In Tajikistan, live swirls around weddings. In the country, where 47.2% live below the poverty threshold, and 80% of the employable population work abroad as labour migrants, the amount of money spent on weddings per year equals the country’s budget of $2 billion. People save money for weddings for years, put it all in a ceremony of a lifetime leaving the new family’s provider with the need to hit the road again, now to earn the living. Yet despite all odds Tajiks all over the country still throw fabulous celebrations.
Dazzling colours of joyful ceremonies are quite a contrast to the behind-the-scenes reality.
The wedding industry is probably the only one with stable income, and it’s the country’s major industry encompassing entertainers, singers, musicians, restaurants, cameramen, photographers, sellers of wedding dresses and many more.
In 2013 Tajik authorities have issued a law that limits the number of weddings’ guests, wedding budget and even the hours a reception in the restaurant can last.

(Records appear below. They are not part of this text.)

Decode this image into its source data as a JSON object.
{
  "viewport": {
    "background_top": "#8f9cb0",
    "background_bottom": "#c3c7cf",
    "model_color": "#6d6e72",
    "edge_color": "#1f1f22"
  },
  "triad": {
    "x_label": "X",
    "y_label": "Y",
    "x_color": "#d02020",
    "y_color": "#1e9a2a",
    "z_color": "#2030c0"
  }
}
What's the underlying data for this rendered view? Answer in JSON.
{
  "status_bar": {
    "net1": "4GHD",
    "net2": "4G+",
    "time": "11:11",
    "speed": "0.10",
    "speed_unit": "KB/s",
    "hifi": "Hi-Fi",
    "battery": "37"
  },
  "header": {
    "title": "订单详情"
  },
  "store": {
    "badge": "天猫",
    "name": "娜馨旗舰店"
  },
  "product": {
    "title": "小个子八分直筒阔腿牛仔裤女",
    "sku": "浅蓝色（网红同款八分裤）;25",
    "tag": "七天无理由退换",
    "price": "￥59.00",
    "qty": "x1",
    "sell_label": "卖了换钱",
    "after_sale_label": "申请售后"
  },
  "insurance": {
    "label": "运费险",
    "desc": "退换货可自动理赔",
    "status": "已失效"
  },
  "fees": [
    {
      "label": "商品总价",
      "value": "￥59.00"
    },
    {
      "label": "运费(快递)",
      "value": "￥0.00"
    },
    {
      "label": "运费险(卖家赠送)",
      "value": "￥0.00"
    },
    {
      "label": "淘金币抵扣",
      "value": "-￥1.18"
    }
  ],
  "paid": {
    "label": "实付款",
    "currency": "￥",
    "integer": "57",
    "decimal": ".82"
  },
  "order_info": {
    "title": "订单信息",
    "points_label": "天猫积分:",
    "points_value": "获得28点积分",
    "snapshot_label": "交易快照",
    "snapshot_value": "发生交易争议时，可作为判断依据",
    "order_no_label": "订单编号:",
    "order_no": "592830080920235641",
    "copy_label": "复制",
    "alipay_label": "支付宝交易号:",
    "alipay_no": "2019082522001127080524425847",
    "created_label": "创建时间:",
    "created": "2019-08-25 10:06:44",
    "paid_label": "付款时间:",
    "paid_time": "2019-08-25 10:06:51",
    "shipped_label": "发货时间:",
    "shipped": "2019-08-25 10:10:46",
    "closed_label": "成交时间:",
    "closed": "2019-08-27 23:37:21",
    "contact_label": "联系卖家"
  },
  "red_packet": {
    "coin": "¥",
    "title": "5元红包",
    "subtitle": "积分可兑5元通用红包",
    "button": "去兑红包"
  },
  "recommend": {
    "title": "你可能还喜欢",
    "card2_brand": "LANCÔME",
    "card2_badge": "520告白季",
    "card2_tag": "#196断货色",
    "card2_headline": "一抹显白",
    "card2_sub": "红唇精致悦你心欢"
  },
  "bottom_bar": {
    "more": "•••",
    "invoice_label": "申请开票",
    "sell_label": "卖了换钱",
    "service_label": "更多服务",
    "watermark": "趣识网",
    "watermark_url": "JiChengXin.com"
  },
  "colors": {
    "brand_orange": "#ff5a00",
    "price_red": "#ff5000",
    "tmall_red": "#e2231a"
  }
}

But nothing can change the fact that for Tajiks the wedding celebration has literally become the most important day of their life and weddings last at least 3 days anyway.
Brides change up to 20 dresses that have to shine and sparkle, and a 200$ per meter fabric straight from Emirates is a preferred choice. For Tajiks a wedding is something that you have to do properly, by the tradition. A show that you put up for the neighbourhood and beyond, that makes you look good, like you can afford it. You can hardly tell the difference between a rich family wedding or a very poor one. They will do their best to fit in. Even if the whole family will end up with debts that only several years of work can cover. Even with the legal limits, Tajiks say, to pay for a wedding a total of four people from both sides have to work for at least a year abroad to save the money.
With a wedding being just a ceremony that celebrates marriage, marriage itself raises many more issues. The majority of marriages are still arranged. Men usually leave the country from the age of 16. Then they go back once the parents has chosen a wife, marry her, make kids and leave again. They either work abroad for an average of 10 years and then go back home with the savings, or sometimes just leave forever. Tajikistan has been branded as the country of the missing men.